Hypothesis Testing on Medical Insurance Dataset

A comprehensive statistical analysis project applying hypothesis testing methods to explore relationships and patterns in medical insurance costs. This project demonstrates the use of normality tests, t-tests, chi-square tests, and power analysis to draw evidence-based conclusions from healthcare data.

Overview

This project applies statistical hypothesis testing to analyze a medical insurance dataset containing information about patients' demographics, health metrics, and insurance charges. The analysis helps answer critical questions about:

How BMI affects medical charges
Whether gender influences insurance-seeking behavior among smokers
Regional differences in insurance enrollment
The relationship between BMI category and sex

Dataset

The dataset (insurance.csv) contains the following variables:

Variable	Description
`age`	Age of the patient
`sex`	Gender (male/female)
`bmi`	Body Mass Index
`children`	Number of children
`smoker`	Smoking status (yes/no)
`region`	Geographic region (northeast, northwest, southeast, southwest)
`charges`	Medical insurance charges
`bmi_category`	Derived category (normal, overweight, obesity)

Statistical Tests

1. Normality Test (Shapiro-Wilk)

Purpose: Assess whether data follows a normal distribution before applying parametric tests.
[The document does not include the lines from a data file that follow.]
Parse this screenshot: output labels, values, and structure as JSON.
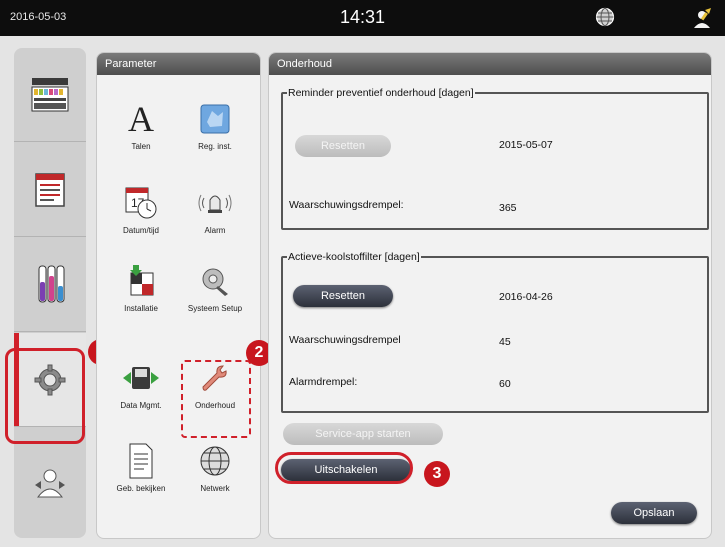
{
  "status_bar": {
    "date": "2016-05-03",
    "time": "14:31"
  },
  "param_panel": {
    "title": "Parameter",
    "items": [
      {
        "label": "Talen",
        "icon": "language-icon"
      },
      {
        "label": "Reg. inst.",
        "icon": "region-settings-icon"
      },
      {
        "label": "Datum/tijd",
        "icon": "calendar-clock-icon"
      },
      {
        "label": "Alarm",
        "icon": "alarm-icon"
      },
      {
        "label": "Installatie",
        "icon": "installation-icon"
      },
      {
        "label": "Systeem Setup",
        "icon": "system-setup-icon"
      },
      {
        "label": "Data Mgmt.",
        "icon": "data-management-icon"
      },
      {
        "label": "Onderhoud",
        "icon": "maintenance-wrench-icon"
      },
      {
        "label": "Geb. bekijken",
        "icon": "event-log-icon"
      },
      {
        "label": "Netwerk",
        "icon": "network-globe-icon"
      }
    ]
  },
  "main_panel": {
    "title": "Onderhoud",
    "group1": {
      "legend": "Reminder preventief onderhoud [dagen]",
      "reset_label": "Resetten",
      "reset_date": "2015-05-07",
      "threshold_label": "Waarschuwingsdrempel:",
      "threshold_value": "365"
    },
    "group2": {
      "legend": "Actieve-koolstoffilter [dagen]",
      "reset_label": "Resetten",
      "reset_date": "2016-04-26",
      "threshold_label": "Waarschuwingsdrempel",
      "threshold_value": "45",
      "alarm_label": "Alarmdrempel:",
      "alarm_value": "60"
    },
    "service_app_label": "Service-app starten",
    "shutdown_label": "Uitschakelen",
    "save_label": "Opslaan"
  },
  "callouts": [
    "1",
    "2",
    "3"
  ],
  "colors": {
    "accent_red": "#d0202a",
    "header_dark": "#4e4e4e",
    "button_dark": "#2c303a"
  }
}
Method: Since raw charges were non-normal, we applied:

Bootstrapping (3000 resamples) - Selected as optimal transformation
Quantile transformation
Log/Square root transformations
Box-Cox & Yeo-Johnson transformations

2. One-Sample T-Test

Research Question: Is there a statistically significant difference between the population mean medical charge and sample mean charges for each BMI category?

Hypothesis	Statement
H₀	No significant difference exists
H₁	Significant difference exists

Result: Reject H₀ - Sample means differ significantly from population mean (p < 0.05)

3. Two-Sample T-Test (Welch's T-Test)

Research Question: Is there a significant difference in medical charges between normal and overweight BMI categories?

Hypothesis	Statement
H₀	No difference in mean charges between groups
H₁	Significant difference exists

Assumptions Checked:

Normality (via Shapiro-Wilk on bootstrapped samples) ✓
Independence ✓
Equal Variance (Levene's Test) ✗ → Used Welch's T-Test

Result: Reject H₀ - Significant difference found (p < 0.001)

Effect Size: Cohen's d = 1.28 (Large effect)

Confidence Interval: (-67.41, -32.01) - Does not contain 0, confirming significance

4. Power Analysis

Purpose: Determine if sample size is adequate to detect an effect.

Parameter	Value
Effect Size (Cohen's d)	1.25
Significance Level (α)	0.05
Desired Power	0.80
Required Sample Size	~7 per group

Conclusion: Our actual sample size (1338 records) far exceeds requirements, ensuring robust statistical power.

5. Chi-Square Goodness of Fit Test

Test A: Gender Distribution Among Smokers

Research Question: Is gender a significant factor in the distribution of smokers seeking medical insurance?

Hypothesis	Statement
H₀	Male and female smokers exist in equal proportions
H₁	Proportions differ

Observed	Expected
Male: 159	137
Female: 115	137

Results:

χ² statistic = 7.07
Critical value (α=0.05, df=1) = 3.84
p-value = 0.008

Conclusion: Reject H₀ - Gender is a significant factor; male smokers outnumber female smokers among insurance seekers.

Test B: Regional Distribution

Research Question: Do patients from different regions have equal likelihood of seeking medical insurance?

Region	Observed	Expected
Southeast	364	334
Southwest	325	334
Northwest	325	334
Northeast	324	334

Results:

χ² statistic = 3.48
Critical value (α=0.05, df=3) = 7.81
p-value = 0.32

Conclusion: Fail to reject H₀ - No significant regional differences; patients from all regions seek insurance equally.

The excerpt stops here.